Not much, but enough to represent a significant puzzle in the world of physics.
These results point to a proton radius of about 0.83 femtometres, in contrast with other measurements which – as recently as 2018 from Sorbonne Université in France – suggest that suggest a radius closer to 0.88 femtometres, similar to the value that has been accepted for decades.
The discrepancy is well outside the uncertainty limits of either set of measurements, so it seems unlikely improving the precision of existing experiments will solve the puzzle.
Protons, along with neutrons, are the components of all nuclei in the centre of atoms. Protons and neutrons are in turn each comprised of three quarks, held together by gluons that flit back and forth between the quarks.
Quarks are much smaller than the protons, but like electrons in orbitals, smear out into a cloud to form a proton. The extent of the quark cloud defines the edge of the protons the scientists are seeking to identify, from the interaction between the charge of the quark cloud with charged particles such as electrons or muons.
The Jefferson Lab’s approach, called PRad, was to shoot electrons across a chilled gas jet full of protons – like shooting ping pong balls across a stream of bowling balls careering down a bowling alley and measuring the angles they bounce off at.
While a very successful experiment with low uncertainty, the latest result from the Jefferson Lab has put a hole in an exciting hypothesis that could have explained the puzzle.
Because the lower value had initially come out of a measurement method that used modified hydrogen atoms that replaced the electron with a heavier cousin of the electron called a muon, scientists wondered if a possible explanation could be that muons were interacting differently to electrons.

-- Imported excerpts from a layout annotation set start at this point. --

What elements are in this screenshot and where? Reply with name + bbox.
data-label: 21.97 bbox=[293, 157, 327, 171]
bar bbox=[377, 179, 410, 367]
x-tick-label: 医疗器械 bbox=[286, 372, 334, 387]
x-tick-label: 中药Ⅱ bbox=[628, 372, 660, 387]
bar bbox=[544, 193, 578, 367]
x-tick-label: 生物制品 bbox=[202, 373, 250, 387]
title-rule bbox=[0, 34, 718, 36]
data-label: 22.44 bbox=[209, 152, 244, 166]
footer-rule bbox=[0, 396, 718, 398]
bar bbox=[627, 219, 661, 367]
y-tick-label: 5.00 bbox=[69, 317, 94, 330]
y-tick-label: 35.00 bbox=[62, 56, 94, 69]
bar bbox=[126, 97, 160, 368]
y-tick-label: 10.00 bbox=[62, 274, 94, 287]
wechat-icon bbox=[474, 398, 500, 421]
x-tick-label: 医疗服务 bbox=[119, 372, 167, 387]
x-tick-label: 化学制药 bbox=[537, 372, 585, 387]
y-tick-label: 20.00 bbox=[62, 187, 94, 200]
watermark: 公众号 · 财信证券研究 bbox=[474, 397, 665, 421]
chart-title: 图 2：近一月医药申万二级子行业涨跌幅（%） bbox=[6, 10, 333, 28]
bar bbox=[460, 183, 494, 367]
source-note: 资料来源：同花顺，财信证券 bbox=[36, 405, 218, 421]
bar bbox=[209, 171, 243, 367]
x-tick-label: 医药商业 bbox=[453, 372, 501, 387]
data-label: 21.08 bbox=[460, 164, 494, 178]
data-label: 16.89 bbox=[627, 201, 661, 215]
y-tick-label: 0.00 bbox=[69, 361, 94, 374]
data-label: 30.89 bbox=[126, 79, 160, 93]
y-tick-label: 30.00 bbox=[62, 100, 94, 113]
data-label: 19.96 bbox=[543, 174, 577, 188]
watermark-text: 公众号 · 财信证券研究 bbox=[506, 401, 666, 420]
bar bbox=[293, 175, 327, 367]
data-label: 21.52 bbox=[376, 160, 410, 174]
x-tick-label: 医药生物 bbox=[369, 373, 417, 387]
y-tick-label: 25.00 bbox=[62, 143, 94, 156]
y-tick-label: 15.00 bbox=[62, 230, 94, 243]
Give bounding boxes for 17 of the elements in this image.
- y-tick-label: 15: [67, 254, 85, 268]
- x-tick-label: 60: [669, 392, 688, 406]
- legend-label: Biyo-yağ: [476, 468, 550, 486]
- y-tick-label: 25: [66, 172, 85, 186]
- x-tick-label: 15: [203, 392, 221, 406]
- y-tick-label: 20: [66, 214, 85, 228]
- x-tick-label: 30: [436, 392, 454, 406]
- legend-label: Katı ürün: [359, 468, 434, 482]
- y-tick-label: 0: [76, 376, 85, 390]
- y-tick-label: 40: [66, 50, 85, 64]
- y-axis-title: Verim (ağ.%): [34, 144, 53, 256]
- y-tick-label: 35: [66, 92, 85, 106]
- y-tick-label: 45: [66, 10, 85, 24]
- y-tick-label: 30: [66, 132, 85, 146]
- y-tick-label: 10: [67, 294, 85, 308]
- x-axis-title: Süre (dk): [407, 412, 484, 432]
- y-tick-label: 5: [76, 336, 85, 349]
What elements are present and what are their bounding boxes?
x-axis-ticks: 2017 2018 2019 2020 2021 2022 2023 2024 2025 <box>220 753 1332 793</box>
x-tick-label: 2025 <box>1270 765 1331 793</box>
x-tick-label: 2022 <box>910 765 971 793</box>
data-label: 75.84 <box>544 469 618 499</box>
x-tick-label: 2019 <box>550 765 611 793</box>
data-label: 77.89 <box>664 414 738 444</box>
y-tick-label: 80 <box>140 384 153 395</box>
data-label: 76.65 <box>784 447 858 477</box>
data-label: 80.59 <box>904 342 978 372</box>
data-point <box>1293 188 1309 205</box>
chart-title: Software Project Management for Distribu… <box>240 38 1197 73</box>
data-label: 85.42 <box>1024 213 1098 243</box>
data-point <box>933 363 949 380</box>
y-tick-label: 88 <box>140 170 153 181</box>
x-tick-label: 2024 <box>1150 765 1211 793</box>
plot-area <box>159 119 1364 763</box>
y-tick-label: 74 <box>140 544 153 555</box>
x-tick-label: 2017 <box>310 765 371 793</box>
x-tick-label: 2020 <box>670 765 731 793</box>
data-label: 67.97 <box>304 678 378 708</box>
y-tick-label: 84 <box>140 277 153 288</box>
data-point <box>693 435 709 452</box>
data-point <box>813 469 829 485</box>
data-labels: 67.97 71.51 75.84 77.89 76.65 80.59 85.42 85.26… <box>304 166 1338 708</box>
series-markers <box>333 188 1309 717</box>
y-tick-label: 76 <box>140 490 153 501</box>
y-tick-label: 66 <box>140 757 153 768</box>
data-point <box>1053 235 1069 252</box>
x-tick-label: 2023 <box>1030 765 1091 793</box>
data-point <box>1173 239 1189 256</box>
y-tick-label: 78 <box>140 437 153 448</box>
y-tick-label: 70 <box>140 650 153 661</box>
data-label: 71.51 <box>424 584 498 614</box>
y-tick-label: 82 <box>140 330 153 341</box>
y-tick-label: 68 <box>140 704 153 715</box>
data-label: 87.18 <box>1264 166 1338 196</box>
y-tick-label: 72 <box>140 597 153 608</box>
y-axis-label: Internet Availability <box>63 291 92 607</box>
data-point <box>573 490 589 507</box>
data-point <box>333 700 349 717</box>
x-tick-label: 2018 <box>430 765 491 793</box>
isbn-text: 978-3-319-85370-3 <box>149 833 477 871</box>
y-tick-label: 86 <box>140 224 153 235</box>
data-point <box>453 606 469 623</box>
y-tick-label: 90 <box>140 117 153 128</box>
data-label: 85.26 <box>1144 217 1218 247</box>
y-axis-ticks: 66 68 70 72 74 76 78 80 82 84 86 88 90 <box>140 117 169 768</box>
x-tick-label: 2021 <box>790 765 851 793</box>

If there were a new, additional force that muons were subject to – unlike electrons that merely interact with protons through their electrical charge – then that could be the source of the discrepancy. And a darn exciting discovery too!
“There was hope in the community that maybe we have found a fifth force of nature, that this force acts differently between electrons and muons,” says Dipangkar Dutta, a member of the Jefferson Lab team from Mississippi State University in the US.
“But the PRad experiment seems to shut the door on that possibility.”
The scientists had to put away their champagne when the Jefferson Lab experiment – using a non-muon approach – came up with a low value for the proton radius that more closely matched the muon experiments at York than the electron-based experiments at the Sorbonne, giving no evidence for a new force.
The Jefferson Lab had effectively widened the gulf between its results and those from the Sorbonne by reducing their uncertainty in a number of ways. For example, they improved sensitivity in their detectors so they could pick up the electrons that barely grazed the surface of the protons. And they believe they can improve their precision further, says Haiyan Gao, a member of the Jefferson Lab team from Duke University, US.
“There is a very good chance we can improve our measurements by a factor of two or maybe even more.”
More experiments that are in the pipeline will combine different features from each experiment and hopefully help explain the discrepancy in the next few years.
But for now, we just have to be content with walking around with octillions of puzzles in our bodies.